Pertemuan ini merupakan tindak lanjut atas berbagai masukan dari masyarakat, khususnya para nelayan yang mengeluhkan posisi kabel yang dinilai berpotensi mengganggu aktivitas pelayaran serta keselamatan pengguna jalur Sungai Baturusa.
Audiensi dihadiri oleh perwakilan pemerintah daerah, instansi teknis terkait, operator telekomunikasi, pihak PLN, serta unsur masyarakat. Dalam forum tersebut dibahas berbagai aspek, mulai dari keselamatan pelayaran, estetika kawasan, kepatuhan terhadap regulasi, hingga kemungkinan penataan ulang jaringan kabel yang melintasi alur sungai.

Perwakilan masyarakat menyampaikan harapan agar keberadaan kabel yang melintang di sekitar jembatan dapat ditata dengan lebih baik sehingga tidak menghambat lalu lintas perahu nelayan maupun aktivitas masyarakat yang memanfaatkan jalur sungai. Keluhan serupa sebelumnya juga telah disampaikan oleh sejumlah nelayan yang menilai kabel yang menggantung rendah berpotensi membahayakan pelayaran.
Sementara itu, pihak operator telekomunikasi dan instansi terkait menjelaskan bahwa jaringan fiber optik merupakan infrastruktur strategis yang berperan penting dalam mendukung konektivitas digital dan layanan telekomunikasi. Di Provinsi Kepulauan Bangka Belitung, jaringan fiber optik menjadi salah satu tulang punggung layanan internet yang mendukung transformasi digital masyarakat.

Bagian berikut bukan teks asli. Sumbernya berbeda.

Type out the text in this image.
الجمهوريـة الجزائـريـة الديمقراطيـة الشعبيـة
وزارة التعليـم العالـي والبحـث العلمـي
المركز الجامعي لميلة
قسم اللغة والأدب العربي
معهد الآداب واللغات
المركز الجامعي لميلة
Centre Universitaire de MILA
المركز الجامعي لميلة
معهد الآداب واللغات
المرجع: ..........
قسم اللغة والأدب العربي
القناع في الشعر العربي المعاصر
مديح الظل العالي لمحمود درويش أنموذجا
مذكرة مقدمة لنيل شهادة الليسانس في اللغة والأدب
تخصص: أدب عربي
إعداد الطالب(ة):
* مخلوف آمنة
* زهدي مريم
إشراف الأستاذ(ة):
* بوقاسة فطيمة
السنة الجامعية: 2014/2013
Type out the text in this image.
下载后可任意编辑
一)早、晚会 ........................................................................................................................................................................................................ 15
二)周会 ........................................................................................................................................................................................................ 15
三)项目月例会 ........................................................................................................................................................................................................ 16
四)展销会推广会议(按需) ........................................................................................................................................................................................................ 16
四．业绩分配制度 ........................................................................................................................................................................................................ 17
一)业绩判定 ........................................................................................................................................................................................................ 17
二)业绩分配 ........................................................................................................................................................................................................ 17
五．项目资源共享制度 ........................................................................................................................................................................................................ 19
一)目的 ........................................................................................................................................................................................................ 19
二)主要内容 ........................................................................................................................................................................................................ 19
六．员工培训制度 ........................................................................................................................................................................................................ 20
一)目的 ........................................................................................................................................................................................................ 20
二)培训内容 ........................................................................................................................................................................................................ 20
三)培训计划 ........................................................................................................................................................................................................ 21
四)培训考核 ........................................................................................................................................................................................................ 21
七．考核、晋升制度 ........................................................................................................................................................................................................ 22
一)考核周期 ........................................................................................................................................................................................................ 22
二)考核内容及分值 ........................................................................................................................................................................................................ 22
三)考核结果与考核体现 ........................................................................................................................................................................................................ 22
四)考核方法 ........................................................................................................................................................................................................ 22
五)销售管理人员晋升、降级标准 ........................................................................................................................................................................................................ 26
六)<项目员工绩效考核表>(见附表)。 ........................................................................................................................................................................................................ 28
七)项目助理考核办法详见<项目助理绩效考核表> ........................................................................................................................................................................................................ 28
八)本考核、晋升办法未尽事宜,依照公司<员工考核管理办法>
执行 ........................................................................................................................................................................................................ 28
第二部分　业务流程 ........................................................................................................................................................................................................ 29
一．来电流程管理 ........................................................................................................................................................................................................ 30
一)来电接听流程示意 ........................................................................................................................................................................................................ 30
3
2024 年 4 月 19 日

Melalui audiensi tersebut, seluruh pihak sepakat untuk melakukan inventarisasi terhadap jaringan yang berada di kawasan Jembatan Baturusa. Hasil inventarisasi tersebut akan ditindaklanjuti melalui survei lapangan dan koordinasi teknis guna mencari solusi yang dapat mengakomodasi kepentingan seluruh pihak.

“Kami berharap ada solusi terbaik yang dapat memberikan rasa aman bagi nelayan dan masyarakat tanpa mengganggu fungsi infrastruktur yang sudah ada,” ujar salah satu peserta audiensi.
Di sisi lain, Pembina Yayasan Lembaga Solidaritas Anak Bangsa Cinta Damai Indonesia (YLSABCDI), Eko Nurdiansyah, menegaskan pentingnya memperhatikan dampak pembangunan infrastruktur terhadap masyarakat.
“Saya berharap seluruh instansi maupun dinas terkait dapat lebih memperhatikan dampak dari setiap pembangunan infrastruktur yang menyangkut kepentingan umum. Sejak tahap perencanaan hingga pemasangan jaringan, aspek manfaat, keselamatan, dan kelancaran aktivitas masyarakat harus menjadi perhatian utama,” ujar Eko.
Hasil pembahasan audiensi akan dituangkan dalam berita acara dan menjadi dasar bagi instansi terkait untuk menentukan langkah penanganan selanjutnya. Diharapkan, solusi yang dihasilkan dapat menjamin keselamatan pelayaran, menjaga keandalan pasokan listrik, serta memastikan keberlangsungan layanan telekomunikasi bagi masyarakat.